Não devemos nos conformar, como em muitas universidades, em uma estrutura que deixa esses esforços, de forma relativamente dispersa, aos seus professores, técnicos-administrativos e estudantes, relegando às instâncias coletivas superiores um papel secundário e, portanto, incapazes de articular essas ações.

Há pouco tempo, no início da nossa história, conseguimos contaminar as instâncias de poder de amplo espectro ideológico sobre o papel estratégico que poderíamos desempenhar no Recôncavo e a nossa existência passou a ser a garantia para inúmeras ações nesse território.
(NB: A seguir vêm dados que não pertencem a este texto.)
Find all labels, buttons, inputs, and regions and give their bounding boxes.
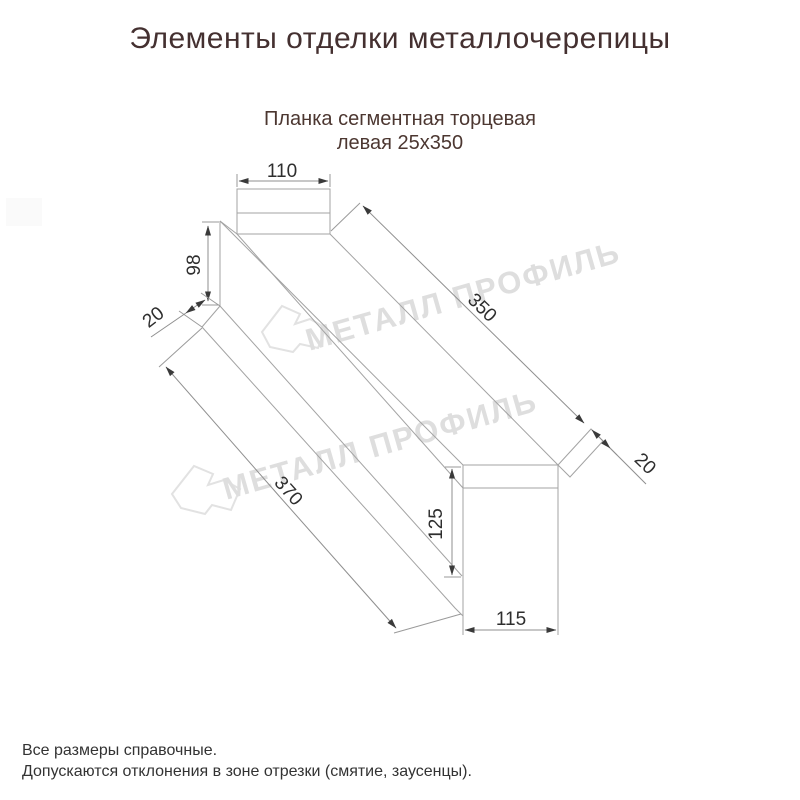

Precisamos assumir mais e mais essa posição e não nos afastar dela: O nosso desafio tem que ser a busca pela transformação radical do nosso lugar, assumindo que o local protópico criado e transformado poderá servir de inspiração para a transformação em outros locais.

Fizemos e continuamos fazendo muito, mas precisamos assumir que institucionalmente precisamos fazer mais. Esse é o nosso compromisso pétreo com o povo do Recôncavo, tomado no nosso projeto constitutivo como o território de aprendizagem da universidade que nascia. Sem isso, por mais que façamos, será inexorável que se consolide um efetivo desencantamento do Recôncavo com a nossa instituição. Precisamos evitar que isso aconteça reinventando a nossa relação com esse território.
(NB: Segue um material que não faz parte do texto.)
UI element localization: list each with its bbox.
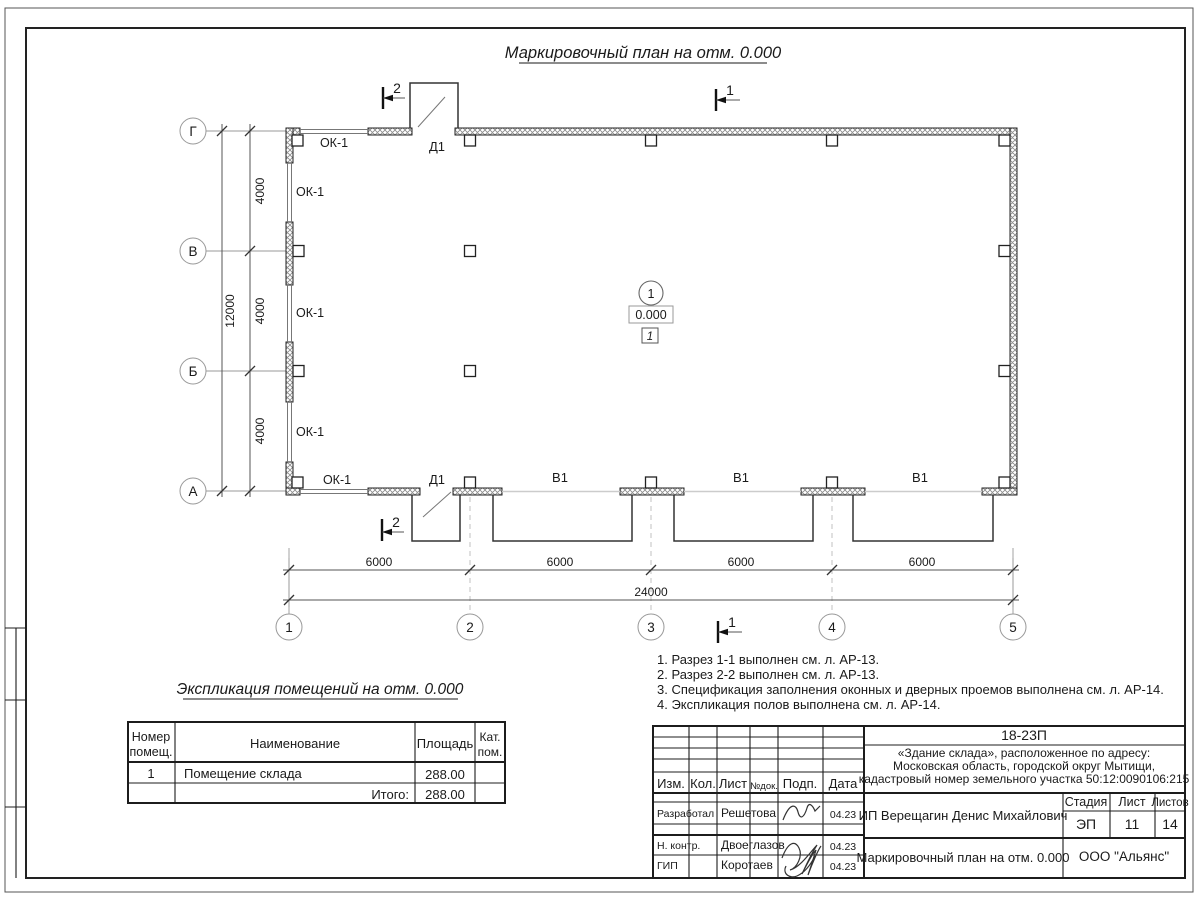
col-doc: №док. [750,781,778,792]
note-item: 3. Спецификация заполнения оконных и две… [657,682,1164,697]
note-item: 1. Разрез 1-1 выполнен см. л. АР-13. [657,652,879,667]
col-header-number: Номер [132,730,171,744]
role: ГИП [657,860,678,872]
room-number: 1 [648,287,655,301]
col-header-area: Площадь [417,736,474,751]
explication-title: Экспликация помещений на отм. 0.000 [177,681,464,698]
col-header-cat: Кат. [480,730,501,744]
gate-mark-label: В1 [733,470,749,485]
col-data: Дата [829,776,859,791]
axis-circles-numbers: 1 2 3 4 5 [276,614,1026,640]
staff-row-razrabotal: Разработал Решетова 04.23 [657,806,856,821]
object-address-line2: Московская область, городской округ Мыти… [893,759,1155,773]
company-name: ООО "Альянс" [1079,849,1169,864]
col-podp: Подп. [783,776,818,791]
stage-value: ЭП [1076,816,1096,832]
vestibule-top [410,83,458,128]
object-address-line3: кадастровый номер земельного участка 50:… [859,772,1190,786]
section-number: 1 [728,614,736,630]
dim-left-4000-1: 4000 [253,177,267,204]
col-izm: Изм. [657,776,685,791]
room-elevation: 0.000 [635,308,666,322]
sheets-value: 14 [1162,816,1178,832]
date: 04.23 [830,809,856,821]
section-number: 2 [393,80,401,96]
name: Коротаев [721,858,773,872]
table-row: 1 Помещение склада 288.00 [147,766,465,782]
signature-razrabotal [783,805,820,820]
name: Двоеглазов [721,838,785,852]
section-mark-2-top: 2 [383,80,405,109]
sheet-title: Маркировочный план на отм. 0.000 [857,850,1070,865]
window-mark-label: ОК-1 [296,185,324,199]
gate-aprons [493,495,993,541]
dim-bottom-6000-1: 6000 [366,555,393,569]
window-mark-label: ОК-1 [320,136,348,150]
axis-number-1: 1 [285,620,293,635]
room-area-cell: 288.00 [425,767,465,782]
title-block: Изм. Кол. Лист №док. Подп. Дата Разработ… [653,726,1190,878]
drawing-canvas: Маркировочный план на отм. 0.000 4000 [0,0,1200,900]
window-mark-label: ОК-1 [296,306,324,320]
interior-column [465,366,476,377]
explication-table: Номер помещ. Наименование Площадь Кат. п… [128,722,505,803]
name: Решетова [721,806,776,820]
role: Разработал [657,808,714,820]
staff-row-gip: ГИП Коротаев 04.23 [657,858,856,873]
room-marker: 1 0.000 1 [629,281,673,343]
dim-bottom-6000-3: 6000 [728,555,755,569]
room-name-cell: Помещение склада [184,766,303,781]
dimension-chain-left: 4000 4000 4000 12000 [217,124,267,497]
dim-left-total-12000: 12000 [223,294,237,328]
axis-letter-b: Б [189,364,198,379]
frame-left-margin-boxes [5,628,26,878]
section-mark-2-bottom: 2 [382,514,404,541]
axis-number-2: 2 [466,620,474,635]
notes-list: 1. Разрез 1-1 выполнен см. л. АР-13. 2. … [657,652,1164,712]
sheets-label: Листов [1151,797,1188,809]
dim-bottom-total-24000: 24000 [634,585,668,599]
section-mark-1-bottom: 1 [718,614,742,643]
col-header-cat: пом. [478,745,503,759]
staff-row-ncontr: Н. контр. Двоеглазов 04.23 [657,838,856,853]
floor-type-mark: 1 [647,331,653,343]
window-mark-label: ОК-1 [296,425,324,439]
role: Н. контр. [657,840,700,852]
date: 04.23 [830,841,856,853]
axis-number-4: 4 [828,620,836,635]
signature-ncontr-gip [782,843,821,875]
door-leaf-bottom [423,492,451,517]
note-item: 4. Экспликация полов выполнена см. л. АР… [657,697,941,712]
opening-labels: ОК-1 ОК-1 ОК-1 ОК-1 ОК-1 Д1 Д1 В1 В1 В1 [296,136,928,487]
axis-circles-letters: Г В Б А [180,118,206,504]
drawing-sheet: Маркировочный план на отм. 0.000 4000 [0,0,1200,900]
col-header-number: помещ. [129,745,172,759]
section-number: 1 [726,82,734,98]
dim-bottom-6000-4: 6000 [909,555,936,569]
door-mark-label: Д1 [429,139,445,154]
client-name: ИП Верещагин Денис Михайлович [859,808,1068,823]
gate-mark-label: В1 [912,470,928,485]
date: 04.23 [830,861,856,873]
interior-column [465,246,476,257]
stage-label: Стадия [1065,795,1108,809]
col-header-name: Наименование [250,736,340,751]
section-number: 2 [392,514,400,530]
explication-section: Экспликация помещений на отм. 0.000 Номе… [128,681,505,803]
porch-door-bottom [412,495,460,541]
sheet-value: 11 [1125,816,1140,832]
dim-left-4000-2: 4000 [253,297,267,324]
door-leaf-top [418,97,445,127]
total-label: Итого: [371,787,409,802]
axis-letter-v: В [188,244,197,259]
axis-letter-a: А [188,484,197,499]
axis-number-3: 3 [647,620,655,635]
section-mark-1-top: 1 [716,82,740,111]
total-area: 288.00 [425,787,465,802]
col-list: Лист [719,776,747,791]
room-number-cell: 1 [147,766,154,781]
gate-mark-label: В1 [552,470,568,485]
doc-number: 18-23П [1001,727,1047,743]
window-mark-label: ОК-1 [323,473,351,487]
plan-title: Маркировочный план на отм. 0.000 [505,44,782,62]
note-item: 2. Разрез 2-2 выполнен см. л. АР-13. [657,667,879,682]
axis-number-5: 5 [1009,620,1017,635]
axis-letter-g: Г [189,124,197,139]
door-mark-label: Д1 [429,472,445,487]
dim-left-4000-3: 4000 [253,417,267,444]
object-address-line1: «Здание склада», расположенное по адресу… [898,746,1150,760]
floor-plan: 4000 4000 4000 12000 6000 6000 6000 6000… [180,80,1026,643]
dim-bottom-6000-2: 6000 [547,555,574,569]
col-kol: Кол. [690,776,716,791]
sheet-label: Лист [1118,795,1145,809]
table-total-row: Итого: 288.00 [371,787,465,802]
Lembro que certa vez, reunido com Gilberto Gil e Dona Canô em Santo Amaro, ele me disse: “não se entende o Brasil sem se entender a Bahia, não se entende a Bahia sem se entender o Recôncavo, logo, para entender o Brasil é necessário entender o Recôncavo.” Se Gil está certo, e eu aposto que ele está, precisamos nos colocar na posição de quem tem como trabalho traduzir o Recôncavo para todos os que querem entender o Brasil.  Precisamos dar exemplo de como a luta contra o retrocesso sociopolítico e cultural pode ser exercida dentro de uma universidade cujo sonho de existência foi o mais contra-hegemônico em toda a história do Brasil, justamente por ela estar aqui e carregar o nome da sua cara, o nome da sua carne: Federal do Recôncavo!